Em um vídeo de 12 segundos, ele registra seu próprio pedido de socorro. "Me ajuda, me ajuda", grita, enquanto policiais se aproximam. Poucos segundos depois, o jornalista cai no chão e já não fala nada, enquanto o celular filma o asfalto. Em seguida, ouve-se um agente dizer a outro: "Para, você vai machucar ele".
Guilherme define os segundos que passou desacordado como tortura. Ele acordou pouco depois, com muitas dores nos braços, pernas e o rosto completamente ensanguentado.
Eu sou um homem branco, morador da zona sul e com ensino superior completo. Sei que não são pessoas como eu que sofrem com abordagens do tipo. O que eu percebo é que, ao policial militar tomar a atitudes que tomou, à luz do dia, acende um sinal de alerta."
Guilherme Fernandez, jornalista
A 9ª DP (Catete) investiga o caso. Em depoimento, o policial denunciado por Vanessa afirmou que foi agredido por ela com socos. A Polícia Civil ainda não identificou os agentes que aparecem no vídeo que Guilherme gravou no momento em que é agredido.
Em depoimento, o mesmo policial afirma que reagiu a agressões e ao comportamento "completamente alterado" dos entregadores dentro da tenda. As imagens feitas por Guilherme, entretanto, não mostram agressões físicas por parte dos entregadores.
Os dois entregadores levados para a delegacia foram autuados por lesão corporal, dano a patrimônio público e resistência. Eles responderão em liberdade.

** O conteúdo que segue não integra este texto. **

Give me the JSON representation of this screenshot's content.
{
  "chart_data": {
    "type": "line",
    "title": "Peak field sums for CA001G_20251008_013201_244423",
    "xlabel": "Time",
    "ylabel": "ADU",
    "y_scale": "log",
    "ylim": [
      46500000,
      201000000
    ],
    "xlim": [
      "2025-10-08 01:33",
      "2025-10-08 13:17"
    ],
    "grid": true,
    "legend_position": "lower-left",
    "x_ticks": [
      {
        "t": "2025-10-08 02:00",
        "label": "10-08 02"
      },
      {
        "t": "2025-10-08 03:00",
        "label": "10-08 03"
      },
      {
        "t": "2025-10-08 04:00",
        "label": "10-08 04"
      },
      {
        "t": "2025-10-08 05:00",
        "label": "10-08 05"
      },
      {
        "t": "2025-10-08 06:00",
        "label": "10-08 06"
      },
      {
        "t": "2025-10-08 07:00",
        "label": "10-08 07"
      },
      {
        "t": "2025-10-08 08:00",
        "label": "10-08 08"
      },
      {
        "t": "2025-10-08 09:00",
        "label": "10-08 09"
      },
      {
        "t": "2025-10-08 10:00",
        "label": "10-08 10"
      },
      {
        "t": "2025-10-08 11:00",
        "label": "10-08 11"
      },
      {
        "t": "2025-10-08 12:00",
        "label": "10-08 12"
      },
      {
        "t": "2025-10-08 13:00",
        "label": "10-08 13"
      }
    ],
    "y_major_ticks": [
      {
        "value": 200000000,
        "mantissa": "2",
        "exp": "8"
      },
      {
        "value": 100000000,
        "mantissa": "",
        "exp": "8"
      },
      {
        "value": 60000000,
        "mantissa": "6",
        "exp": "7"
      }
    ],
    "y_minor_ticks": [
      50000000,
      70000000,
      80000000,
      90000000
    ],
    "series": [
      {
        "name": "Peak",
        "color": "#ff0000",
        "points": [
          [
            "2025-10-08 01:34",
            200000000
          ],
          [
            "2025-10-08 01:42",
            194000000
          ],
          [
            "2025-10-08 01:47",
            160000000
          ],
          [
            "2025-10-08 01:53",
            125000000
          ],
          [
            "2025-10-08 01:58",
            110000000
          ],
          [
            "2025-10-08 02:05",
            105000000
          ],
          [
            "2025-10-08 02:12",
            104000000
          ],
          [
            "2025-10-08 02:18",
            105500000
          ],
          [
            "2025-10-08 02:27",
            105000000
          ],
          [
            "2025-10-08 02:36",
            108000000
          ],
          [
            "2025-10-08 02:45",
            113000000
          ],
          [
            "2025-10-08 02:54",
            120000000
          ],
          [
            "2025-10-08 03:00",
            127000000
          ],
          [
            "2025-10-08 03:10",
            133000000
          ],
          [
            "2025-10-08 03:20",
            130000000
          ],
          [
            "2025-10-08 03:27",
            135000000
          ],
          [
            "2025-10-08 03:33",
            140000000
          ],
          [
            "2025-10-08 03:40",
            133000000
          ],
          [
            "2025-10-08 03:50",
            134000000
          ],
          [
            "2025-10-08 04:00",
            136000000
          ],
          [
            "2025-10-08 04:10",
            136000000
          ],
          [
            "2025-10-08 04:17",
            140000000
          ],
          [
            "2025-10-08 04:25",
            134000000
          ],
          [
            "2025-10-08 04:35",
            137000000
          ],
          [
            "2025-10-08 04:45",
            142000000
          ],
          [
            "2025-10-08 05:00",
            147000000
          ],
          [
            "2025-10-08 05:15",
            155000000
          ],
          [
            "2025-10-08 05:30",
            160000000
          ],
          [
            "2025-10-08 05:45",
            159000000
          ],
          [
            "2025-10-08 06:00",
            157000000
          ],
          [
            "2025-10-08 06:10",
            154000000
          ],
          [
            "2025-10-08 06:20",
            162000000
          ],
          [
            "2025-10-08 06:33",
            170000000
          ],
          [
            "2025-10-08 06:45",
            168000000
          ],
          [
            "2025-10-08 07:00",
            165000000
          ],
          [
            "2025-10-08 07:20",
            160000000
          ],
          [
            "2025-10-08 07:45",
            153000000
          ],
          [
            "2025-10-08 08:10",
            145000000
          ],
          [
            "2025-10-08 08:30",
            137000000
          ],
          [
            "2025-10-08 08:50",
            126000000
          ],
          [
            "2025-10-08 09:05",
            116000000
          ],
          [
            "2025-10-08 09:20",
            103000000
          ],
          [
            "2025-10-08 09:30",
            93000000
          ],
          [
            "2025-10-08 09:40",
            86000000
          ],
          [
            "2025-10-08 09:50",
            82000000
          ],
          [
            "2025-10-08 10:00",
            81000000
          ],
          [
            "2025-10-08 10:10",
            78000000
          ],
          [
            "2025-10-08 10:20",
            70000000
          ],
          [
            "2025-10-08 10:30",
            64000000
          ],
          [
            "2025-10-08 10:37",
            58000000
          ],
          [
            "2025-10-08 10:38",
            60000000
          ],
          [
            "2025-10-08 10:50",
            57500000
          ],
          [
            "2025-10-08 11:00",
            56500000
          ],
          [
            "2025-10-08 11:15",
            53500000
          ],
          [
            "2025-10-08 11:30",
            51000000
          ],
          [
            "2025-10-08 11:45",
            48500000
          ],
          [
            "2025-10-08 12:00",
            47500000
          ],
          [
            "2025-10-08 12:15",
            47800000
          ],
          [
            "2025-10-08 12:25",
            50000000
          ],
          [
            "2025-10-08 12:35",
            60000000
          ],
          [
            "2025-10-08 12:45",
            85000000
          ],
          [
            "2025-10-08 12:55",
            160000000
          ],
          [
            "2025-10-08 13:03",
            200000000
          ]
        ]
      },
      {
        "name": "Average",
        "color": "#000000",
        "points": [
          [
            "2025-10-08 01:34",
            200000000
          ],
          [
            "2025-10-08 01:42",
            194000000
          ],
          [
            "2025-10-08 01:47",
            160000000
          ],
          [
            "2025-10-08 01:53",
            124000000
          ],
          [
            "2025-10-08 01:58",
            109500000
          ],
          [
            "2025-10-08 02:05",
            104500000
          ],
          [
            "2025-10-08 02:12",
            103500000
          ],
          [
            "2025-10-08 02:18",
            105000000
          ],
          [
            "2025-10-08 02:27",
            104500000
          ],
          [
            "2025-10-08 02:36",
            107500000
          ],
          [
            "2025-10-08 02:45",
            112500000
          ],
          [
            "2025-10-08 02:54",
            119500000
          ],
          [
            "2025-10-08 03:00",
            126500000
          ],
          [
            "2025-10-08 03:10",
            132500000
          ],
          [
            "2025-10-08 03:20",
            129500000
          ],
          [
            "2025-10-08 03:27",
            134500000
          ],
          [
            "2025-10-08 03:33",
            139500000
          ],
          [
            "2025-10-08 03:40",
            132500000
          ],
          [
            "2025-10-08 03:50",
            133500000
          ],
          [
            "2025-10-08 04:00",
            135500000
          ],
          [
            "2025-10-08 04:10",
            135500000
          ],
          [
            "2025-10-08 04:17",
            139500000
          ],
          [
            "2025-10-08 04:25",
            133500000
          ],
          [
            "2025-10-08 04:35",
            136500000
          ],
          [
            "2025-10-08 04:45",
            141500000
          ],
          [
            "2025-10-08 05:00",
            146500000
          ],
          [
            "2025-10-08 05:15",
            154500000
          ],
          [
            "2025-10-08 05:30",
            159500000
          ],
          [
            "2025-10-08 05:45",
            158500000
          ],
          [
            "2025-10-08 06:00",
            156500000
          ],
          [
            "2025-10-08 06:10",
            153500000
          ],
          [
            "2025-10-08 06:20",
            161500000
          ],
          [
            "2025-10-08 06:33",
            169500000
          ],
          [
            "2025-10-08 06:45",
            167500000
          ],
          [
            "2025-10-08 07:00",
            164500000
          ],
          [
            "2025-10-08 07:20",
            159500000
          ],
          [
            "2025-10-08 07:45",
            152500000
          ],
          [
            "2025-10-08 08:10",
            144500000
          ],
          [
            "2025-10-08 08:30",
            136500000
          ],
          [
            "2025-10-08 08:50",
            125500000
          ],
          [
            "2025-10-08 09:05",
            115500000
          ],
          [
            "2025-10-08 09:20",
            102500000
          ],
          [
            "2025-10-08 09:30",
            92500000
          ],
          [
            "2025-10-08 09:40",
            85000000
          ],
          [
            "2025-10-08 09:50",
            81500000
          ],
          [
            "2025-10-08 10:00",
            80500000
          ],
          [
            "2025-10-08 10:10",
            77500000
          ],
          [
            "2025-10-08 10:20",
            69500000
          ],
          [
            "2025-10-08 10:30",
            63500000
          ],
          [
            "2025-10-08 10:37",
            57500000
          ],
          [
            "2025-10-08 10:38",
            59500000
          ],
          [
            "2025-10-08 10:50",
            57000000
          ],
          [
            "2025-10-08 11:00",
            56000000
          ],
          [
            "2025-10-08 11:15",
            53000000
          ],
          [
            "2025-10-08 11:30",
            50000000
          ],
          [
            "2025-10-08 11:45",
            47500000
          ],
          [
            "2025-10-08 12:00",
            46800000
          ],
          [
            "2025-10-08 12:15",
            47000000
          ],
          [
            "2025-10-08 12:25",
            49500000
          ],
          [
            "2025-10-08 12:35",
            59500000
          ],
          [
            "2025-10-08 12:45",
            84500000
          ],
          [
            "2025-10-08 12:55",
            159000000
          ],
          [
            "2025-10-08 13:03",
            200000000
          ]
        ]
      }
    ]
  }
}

Ontem, a OAB emitiu ofício exigindo imagens de câmera de segurança do momento das agressões para auxiliar no inquérito.
Os entregadores também foram ouvidos pela Polícia Civil e continuam o trabalho no Largo do Machado. Eles são acompanhados pela Comissão de Direitos Humanos da OAB-RJ.
O que diz o Segurança Presente
Após a publicação desta reportagem, o Segurança Presente retornou os questionamentos enviados pelo UOL. Em nota, afirmou que "o coordenador da Operação Laranjeiras Presente acompanhou a ocorrência neste dia e não observou excesso por parte dos agentes". Um agente se machucou durante a queda e foi levado para o Hospital Municipal Miguel Couto.
A assessoria do programa também afirma que Vanessa e Guilherme "foram levados para a delegacia na condição de testemunhas do fato já que estavam filmando e as imagens podem ser parte do inquérito policial".
Mas, de acordo com os relatos, Vanessa não estava filmando a ação, mas sim atuando como advogada dos entregadores.
O Segurança Presente também diz na nota que que um casal teria sido impedido por entregadores de delivery de pegar uma bicicleta.
Eles teriam pedido ajuda aos agentes, que foram ao local e viram que os entregadores, ainda de acordo com a versão da Segurança Presente, estavam ao lado do ponto de locação, esperando ser solicitados para entrega. Enquanto isso, não permitiam que ninguém pegasse bicicletas, relataram os agentes.
Ainda segundo a versão dos agentes, eles teriam solicitado que os entregadores se afastassem e foram desacatados e agredidos.